Eleanor spread peanut butter on two slices of bread, along with seedless raspberry jam. Once the crusts were cut from the sandwiches, she placed them on paper towels.
“Why are you doing that?” Harvest wanted to know.
Eleanor poured two glasses of milk, briskly stirred in chocolate syrup and added crazy straws.
“It’s almost lunchtime,” she answered.
Harvest sounded distracted, watching out the back window where Jonathan played with the children. “They’re not going to want to come in,” he said. “They’re having too much fun.”
Eleanor put the food on the table. She had already built sandwiches for herself and Jonathan – turkey and swiss on rye, green leaf lettuce, hothouse tomatoes. She mixed up a pitcher of limeade. She could hear them calling to each other outside.
“I’m glad they’re having fun,” she said to Harvest.
“More fun than they ever have with you,” he remarked.
She watched them out of the back door window. Using the empty boxes left over from the move and generous amounts of duct tape, Jonathan had helped his niece and nephew to build a fortress. Seven multi-level turrets were connected by a network of tunnels. Stuffed animals bearing cardboard weapons guarded the entrances. Windows were cut at regular intervals and the whole thing bounced as they crawled through it. Eleanor could see Jonathan where he crouched outside one of the openings. Moments later, Jack stuck his head out to look around and Jonathan dragged him, kicking, from the safety of the castle. Jack laughed and screamed for release. Cailyn ran headlong from the other side of the structure and leaped onto Jonathan’s back to swipe at his neck with a styrofoam sword. Collapsing on top of Jack among the dandelions, Jonathan was immovable. Finally, as Cailyn pulled on his arms and Jack wriggled with all his might, they were able to extricate the boy from under their uncle. They ran toward the house.
Eleanor stepped back as they burst through the door.
“Mama!” yelled Cailyn, pushing back her plastic helmet. “We killed the ogre!”
“Yes,” Jack pulled on Eleanor’s hand. He wore a pirate’s patch over one eye. “Come and see!”
She followed them out onto the patio, Harvest trailing behind her. Between her toes, the grass was cool. The swings swayed in the wind, the chains clinking against the playset support beams. Eleanor could see Baz and Pitchtongue crouched on the roof of the fort. The twins sat in the sandbox. Jack and Cailyn ran to Jonathan’s inert body.

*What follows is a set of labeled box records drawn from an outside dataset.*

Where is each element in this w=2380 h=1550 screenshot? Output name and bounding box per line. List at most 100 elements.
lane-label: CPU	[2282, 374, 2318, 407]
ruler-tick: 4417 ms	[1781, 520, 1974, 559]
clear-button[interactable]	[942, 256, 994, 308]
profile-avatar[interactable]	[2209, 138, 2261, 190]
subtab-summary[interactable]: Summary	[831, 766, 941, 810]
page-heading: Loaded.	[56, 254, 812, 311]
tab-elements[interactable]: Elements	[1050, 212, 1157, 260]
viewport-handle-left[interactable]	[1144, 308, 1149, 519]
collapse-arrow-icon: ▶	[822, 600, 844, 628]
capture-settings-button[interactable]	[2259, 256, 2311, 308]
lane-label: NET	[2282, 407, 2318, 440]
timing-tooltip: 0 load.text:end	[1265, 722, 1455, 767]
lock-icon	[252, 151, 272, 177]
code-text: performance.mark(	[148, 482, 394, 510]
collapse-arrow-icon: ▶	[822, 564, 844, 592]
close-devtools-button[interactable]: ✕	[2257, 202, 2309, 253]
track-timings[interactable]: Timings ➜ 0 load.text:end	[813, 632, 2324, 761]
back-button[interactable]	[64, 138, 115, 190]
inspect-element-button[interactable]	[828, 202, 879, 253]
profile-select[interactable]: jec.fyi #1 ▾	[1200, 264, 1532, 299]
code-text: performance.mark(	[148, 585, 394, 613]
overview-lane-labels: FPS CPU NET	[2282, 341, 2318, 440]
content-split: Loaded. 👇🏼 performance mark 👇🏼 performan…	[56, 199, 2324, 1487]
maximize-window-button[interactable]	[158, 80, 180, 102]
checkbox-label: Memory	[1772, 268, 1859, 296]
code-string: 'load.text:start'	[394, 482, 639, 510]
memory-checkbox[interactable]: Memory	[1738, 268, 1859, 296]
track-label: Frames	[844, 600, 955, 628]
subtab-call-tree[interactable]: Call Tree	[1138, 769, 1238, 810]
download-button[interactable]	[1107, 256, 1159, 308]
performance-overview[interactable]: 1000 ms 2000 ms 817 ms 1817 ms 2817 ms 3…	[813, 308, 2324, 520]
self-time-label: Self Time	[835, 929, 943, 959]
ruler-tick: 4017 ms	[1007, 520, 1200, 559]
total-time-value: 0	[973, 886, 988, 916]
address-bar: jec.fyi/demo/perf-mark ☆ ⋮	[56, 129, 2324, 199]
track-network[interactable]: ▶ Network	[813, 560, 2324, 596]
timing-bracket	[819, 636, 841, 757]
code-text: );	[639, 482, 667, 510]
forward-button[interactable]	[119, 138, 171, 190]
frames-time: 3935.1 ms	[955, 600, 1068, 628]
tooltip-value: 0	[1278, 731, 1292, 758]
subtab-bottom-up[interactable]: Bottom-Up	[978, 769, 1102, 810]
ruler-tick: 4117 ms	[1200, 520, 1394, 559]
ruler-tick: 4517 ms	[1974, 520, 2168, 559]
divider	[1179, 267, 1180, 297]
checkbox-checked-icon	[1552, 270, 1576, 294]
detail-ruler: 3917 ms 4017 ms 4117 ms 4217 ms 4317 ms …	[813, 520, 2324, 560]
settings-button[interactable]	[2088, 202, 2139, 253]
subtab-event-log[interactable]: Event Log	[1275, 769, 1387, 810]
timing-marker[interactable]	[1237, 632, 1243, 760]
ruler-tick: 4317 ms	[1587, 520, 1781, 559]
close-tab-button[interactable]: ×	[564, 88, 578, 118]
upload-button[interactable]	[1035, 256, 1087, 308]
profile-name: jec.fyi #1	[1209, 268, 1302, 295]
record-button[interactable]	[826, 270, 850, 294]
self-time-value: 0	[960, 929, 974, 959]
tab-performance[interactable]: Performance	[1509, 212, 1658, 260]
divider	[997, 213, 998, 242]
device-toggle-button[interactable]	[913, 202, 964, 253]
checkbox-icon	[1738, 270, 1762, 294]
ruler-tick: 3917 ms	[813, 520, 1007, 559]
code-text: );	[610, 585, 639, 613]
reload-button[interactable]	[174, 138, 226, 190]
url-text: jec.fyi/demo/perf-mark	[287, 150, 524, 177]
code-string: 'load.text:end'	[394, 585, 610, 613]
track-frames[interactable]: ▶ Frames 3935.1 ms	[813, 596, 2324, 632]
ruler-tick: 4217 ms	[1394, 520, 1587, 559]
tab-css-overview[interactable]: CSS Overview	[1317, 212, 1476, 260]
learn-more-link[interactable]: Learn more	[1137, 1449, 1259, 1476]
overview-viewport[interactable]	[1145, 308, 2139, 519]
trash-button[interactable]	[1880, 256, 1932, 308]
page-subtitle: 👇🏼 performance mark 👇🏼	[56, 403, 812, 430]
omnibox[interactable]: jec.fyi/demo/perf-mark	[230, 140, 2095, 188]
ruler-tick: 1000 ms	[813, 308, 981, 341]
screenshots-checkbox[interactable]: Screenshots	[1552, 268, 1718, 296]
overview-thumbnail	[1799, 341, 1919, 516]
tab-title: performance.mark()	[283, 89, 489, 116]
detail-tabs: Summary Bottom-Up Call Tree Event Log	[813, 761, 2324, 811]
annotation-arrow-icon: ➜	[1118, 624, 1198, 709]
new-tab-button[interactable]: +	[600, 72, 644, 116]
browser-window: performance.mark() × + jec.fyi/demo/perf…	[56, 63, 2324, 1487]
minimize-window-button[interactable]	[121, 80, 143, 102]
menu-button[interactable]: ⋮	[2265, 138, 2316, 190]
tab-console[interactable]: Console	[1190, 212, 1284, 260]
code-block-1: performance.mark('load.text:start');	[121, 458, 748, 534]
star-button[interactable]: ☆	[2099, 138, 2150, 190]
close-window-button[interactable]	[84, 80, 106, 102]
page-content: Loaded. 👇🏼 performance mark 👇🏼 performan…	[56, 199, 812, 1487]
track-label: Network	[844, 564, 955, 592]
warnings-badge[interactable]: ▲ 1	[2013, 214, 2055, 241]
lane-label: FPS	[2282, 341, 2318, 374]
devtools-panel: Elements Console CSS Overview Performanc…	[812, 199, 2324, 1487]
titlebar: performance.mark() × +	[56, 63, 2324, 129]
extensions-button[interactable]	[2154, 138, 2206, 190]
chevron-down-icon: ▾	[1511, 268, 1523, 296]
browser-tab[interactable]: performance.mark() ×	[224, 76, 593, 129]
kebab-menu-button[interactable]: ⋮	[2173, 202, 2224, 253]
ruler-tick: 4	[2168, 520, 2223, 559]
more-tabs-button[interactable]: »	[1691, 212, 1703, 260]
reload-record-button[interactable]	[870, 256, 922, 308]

“Behold,” announced Cailyn loudly. “We have slain the ogre!” She placed one foot on Jonathan’s back and raised her sword in the air. “Raise your weapons to our victory!”
Jack raised his wooden saber. “Huzzah!” they cried together. “Huzzah!”
Eleanor laughed. Cailyn turned with a smile. “Mama, you’re supposed to say, huzzah.”
“What does huzzah mean?” she heard Baz query.
Pitchtongue’s voice wafted to her on the breeze. “It means ‘Break out the corndogs!’”
Eleanor moved forward to examine the body. Jonathan lay chest down, his head cradled in his elbow, face hidden. “I don’t think this ogre’s quite dead.”
Cailyn frowned. “Yes, he is Mama. I cut his head off.”
As she spoke, Eleanor stuck out her foot. “Well, see right here...,” she poked Jonathan in the top of the ribs with her big toe. “I think you missed a spot.”
Jonathan convulsed with laughter. He drew his arms down to protect his stomach.
“It’s alive!” shrieked Jack.
Jonathan held out his arms in surrender. “I give up,” he said. “I concede defeat to the mighty Cailyn and the noble Jack.”
Cailyn lowered the visor on her helmet. She nodded graciously. “You may surrender as long as you never again attack our walls.”
Jonathan rolled to his knees. Almost at eye level with Cailyn now, he bowed at the waist. “You have been a worthy opponent.” Then he reached out and threw her over his shoulder. Her helmet and sword tumbled to the ground. She pounded on his back, giggling uncontrollably.
He carried her toward the house. “What say we raid the kitchen? I’m sure there is a feast laid out and waiting for us!”
Jack slipped his hand into Eleanor’s as they followed Jonathan.
“I like having Uncle Jon here,” he told her. A piece of red fabric was knotted around his neck. The wind pulled it out from his shoulders so that it flared behind him like a pair of crimson wings.
“I like it too,” Eleanor said.
Jack looked up at her. “I miss Daddy.” He blinked in the breeze. Blades of grass were caught in his hair. “Do you miss, Daddy?”
Eleanor squeezed his hand.
“Answer the boy,” prompted Harvest. “Lie to your children, Eleanor. You are so good at it.”
“Yes,” said Eleanor to Jack. “I miss Daddy.”